Nestle delivered an in-line performance, with sales up 9% to Rs37.4 bn. Domestic sales grew by 9.2%, led by volume and mix growth of 8%. Adj PBT/PAT (excl exceptional of Rs2.4bn) grew by 12%/15%, with margins improving 80bps yoy on favorable comparables.

Rural growth was strong, led by distribution expansion, which is expected to continue. Growth has been healthy across town classes, with mega cities/TC 2-6 growing at 14% and villages growing at 9%. After a muted show in CY21, growth picked up in milk products in Q4.

Margins were driven by favorable comparables, including Covid incentives, in the base quarter and low marketing spends and cost savings. Management highlighted a sequential rise in input costs, which may put pressure ahead. We reduce our CY22-23 margin forecasts by 20-50bps.

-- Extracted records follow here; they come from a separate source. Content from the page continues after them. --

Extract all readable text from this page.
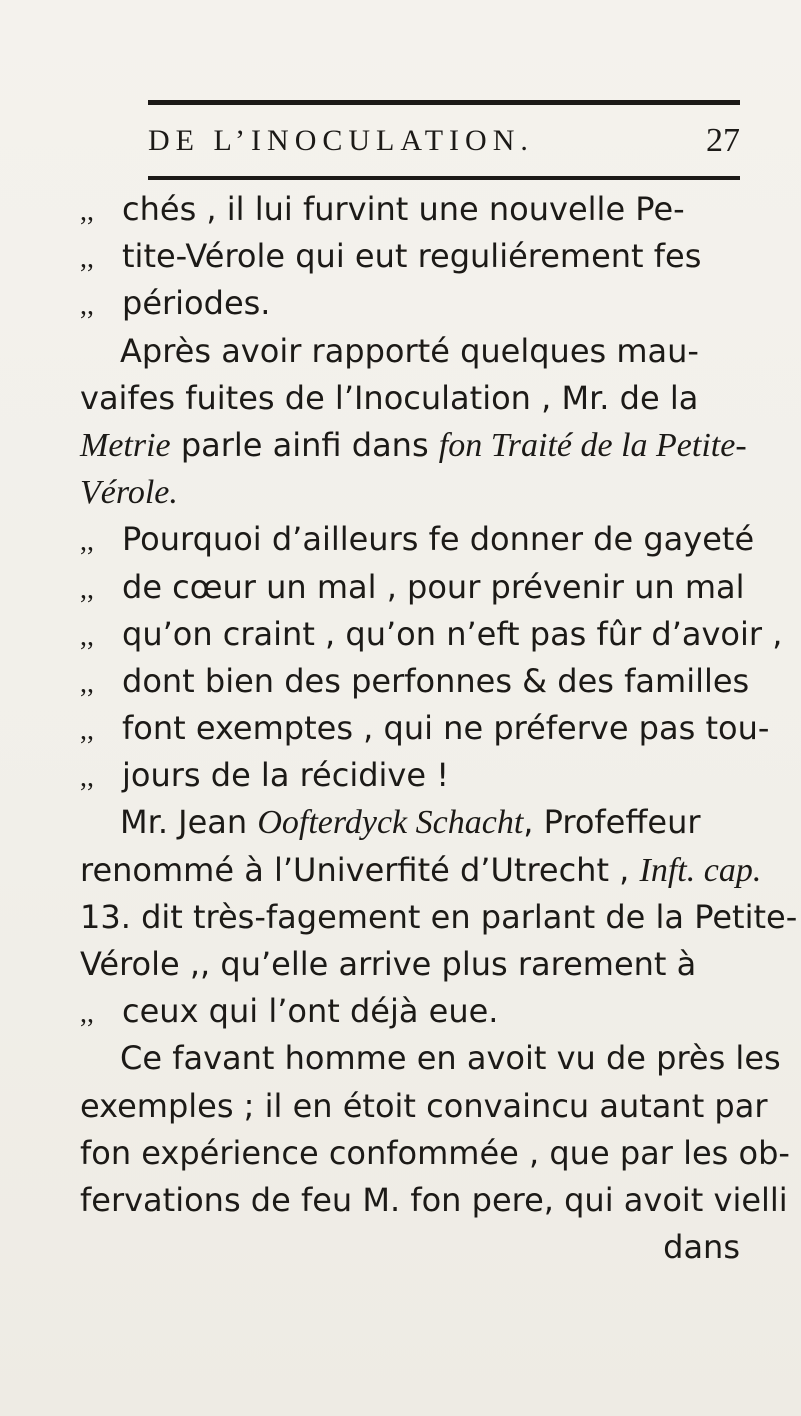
DE L’INOCULATION.	27
,, chés , il lui furvint une nouvelle Pe-
,, tite-Vérole qui eut reguliérement fes
,, périodes.
Après avoir rapporté quelques mau-
vaifes fuites de l’Inoculation , Mr. de la
Metrie parle ainfi dans fon Traité de la Petite-
Vérole.
,, Pourquoi d’ailleurs fe donner de gayeté
,, de cœur un mal , pour prévenir un mal
,, qu’on craint , qu’on n’eft pas fûr d’avoir ,
,, dont bien des perfonnes & des familles
,, font exemptes , qui ne préferve pas tou-
,, jours de la récidive !
Mr. Jean Oofterdyck Schacht, Profeffeur
renommé à l’Univerfité d’Utrecht , Inft. cap.
13. dit très-fagement en parlant de la Petite-
Vérole ,, qu’elle arrive plus rarement à
,, ceux qui l’ont déjà eue.
Ce favant homme en avoit vu de près les
exemples ; il en étoit convaincu autant par
fon expérience confommée , que par les ob-
fervations de feu M. fon pere, qui avoit vielli
dans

Sequential deceleration seen across town classes and rising input cost pressure are key concerns ahead. We cut CY22-23E EPS by 3-4%. Retain Sell with a revised TP of Rs15,000 (from Rs16,500), based on 45x Mar’24E EPS (vs. 50x Dec’23E), factoring in higher COE.

 

Steady sales growth; domestic business 2-year CAGR at 10%:

Sales grew by 9% in Q4 and 10% in CY21, with domestic growth at 9.2% and 10.7%. The 2-year CAGR was healthy at 10% in Q4. Growth was largely driven by volumes and mix, which grew by 8% in Q4 and 9.6% in CY21. Exports declined 7% due to lower coffee exports and mix change. Rural growth has been strong, led by strong expansion in rural, which offset the consumption slowdown. For CY21, prepared dishes recorded 17% growth, led by Maggi noodles, while sauces saw muted growth. KITKAT and Munch led 20% growth in chocolates. Beverages grew by 16%, with Nescafe Classic growing in double digits. Milk products grew by 2.6% as they faced challenges due to competition. Nestle highlighted healthy growth across town classes, with mega cities growing by 14% in Q4 and metro/ TC1/TC2-6/villages growing by 6.3%/4.3%/13.7%/9%

 

Margins aided by cost savings and favorable comparables; cost pressures increasing:

Gross margins declined 210bps yoy but were up 130bps qoq. EBITDA grew by 13% to Rs8.1bn on a low base. Margins were up 80bps on lower overhead costs (up 3%), led by low marketing spends and cost savings and a 3% decline in staff costs (base qtr had one-off Covid incentives). Reported PAT declined 20% due to an exceptional item of Rs2.4bn on account of changes to the pension scheme.

 

Concall highlights:

Management highlighted rising inflation post Dec’21, with the commodity cost index up in high single digits. A price hike of 100-200bps has been effected. It expects a slight improvement in margins from the change in the pension scheme. Management remains optimistic about growth in milk and nutrition products. Segment growth was slow in CY21 at 2.6%, due to a high base and competition in dairy products, but it highlighted an improvement in growth in Q4. Nestle expects rural initiatives to continue and targets 120,000 with population above 2,000; 75,000-80,000 are covered, which indicates the success of its portfolio.